POOR air quality in a polluted part of Oxford is ‘not a major issue’ despite evidence suggesting that around 50 people have died with conditions linked to poisoned air.

Councillor Eric Batts, the Vale of White Horse District Council’s cabinet member for legal and democratic services, said he had never suffered ill effects from air quality in more than two decades spent living in Botley.

He was responding to a claim from a fellow councillor who said the council’s handling of air quality was ‘embarrassing, horrible (and) unjustifiable’.

Mr Batts, who now represents Kingston Bagpuize and lives in Abingdon but used to live in Botley, was reacting to a call that the councils set up an emissions zone, like neighbours in South Oxfordshire.

He said: “I don’t think Botley or North Hinksey needs this. I’ve never suffered any effect from it, the air quality.”

He added: “The figure of some 50 people dying across the Vale each year due to air quality: how can it be proved that any of these are long-term residents of the Vale? How many of those people have come from other countries, like India, China, Sri Lanka, Pakistan where the air quality is a damn sight worse quality than it is here? That’s what the problem is.”

Later, speaking to the Oxford Mail, he said: “You can’t say that they are 50 people who are long term residents. They may have come from the Third World and other countries.

“It’s not such a major issue as people claim it is. I lived in Botley for over 25 years and even in the last few years (of living there), no one brought it to my attention, about the air quality.”

At the council meeting on December 13, the council rejected to look at completing parts of air quality plans which it had started in 2015 but has not completed.

The Liberal Democrats’ leader on the Vale council, Debby Hallett said: “About 50 people die from the effects of air pollution and the fact that we are doing nothing, not even things that we said we were going to do, I think is just shameful. That’s the word that was used before.

“It’s embarrassing, horrible, unjustifiable.”

Oxford Friends of the Earth’s Chris Church said: “Clearly, as with the smoking of tobacco, no one can prove air pollution is solely to blame for death in any case but as with tobacco the evidence is that air pollution shortens lives overwhelmingly.”
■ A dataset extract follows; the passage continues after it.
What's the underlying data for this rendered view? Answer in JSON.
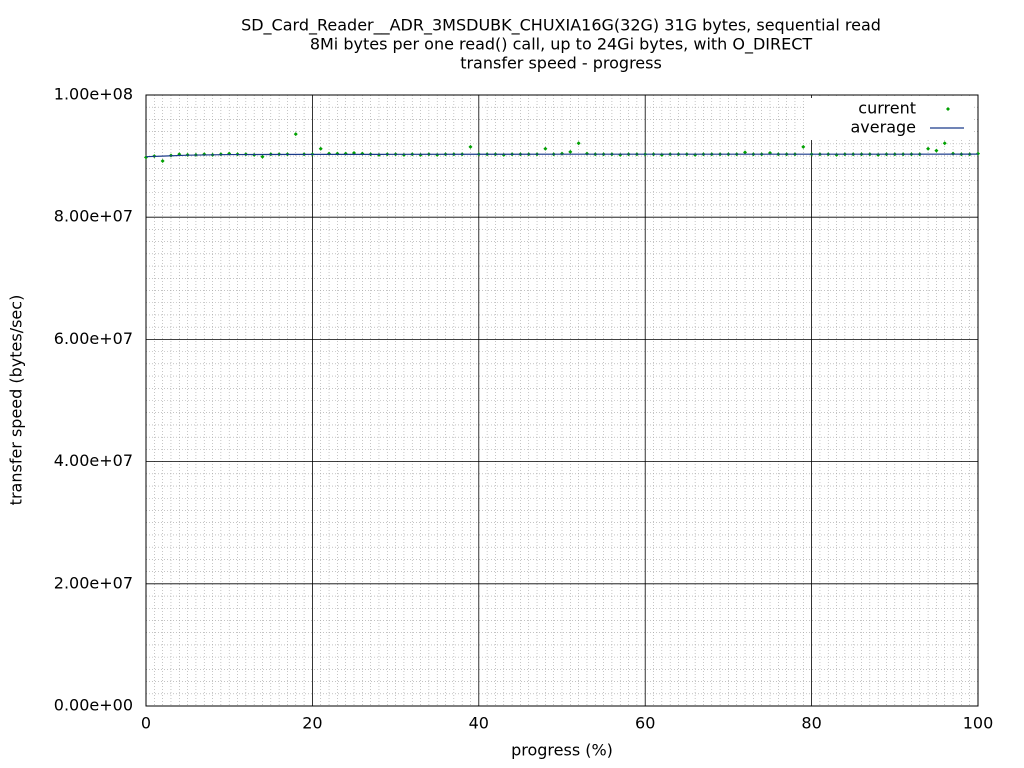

Mr Church added that whole world is affected by air pollution and to suggest otherwise is a ‘serious misrepresentation of the facts’.

Public Health England estimated that across Oxfordshire 276 people died from conditions linked to long-term exposure to air pollution, including nitrous oxide, in 2014. It estimated 52 people had died as a result of conditions linked to poor air pollution.

It also found that a total of 557 years of residents’ lives were lost as a result of the poor air quality.

That the same year, 26 people died in road traffic accidents in the county.

Toxic gas from car exhausts can cause lifelong breathing problems, such as asthma, and stunt lung growth by up to ten per cent.

Experts have warned the problem needs to be urgently fixed before another generation of children is put at risk.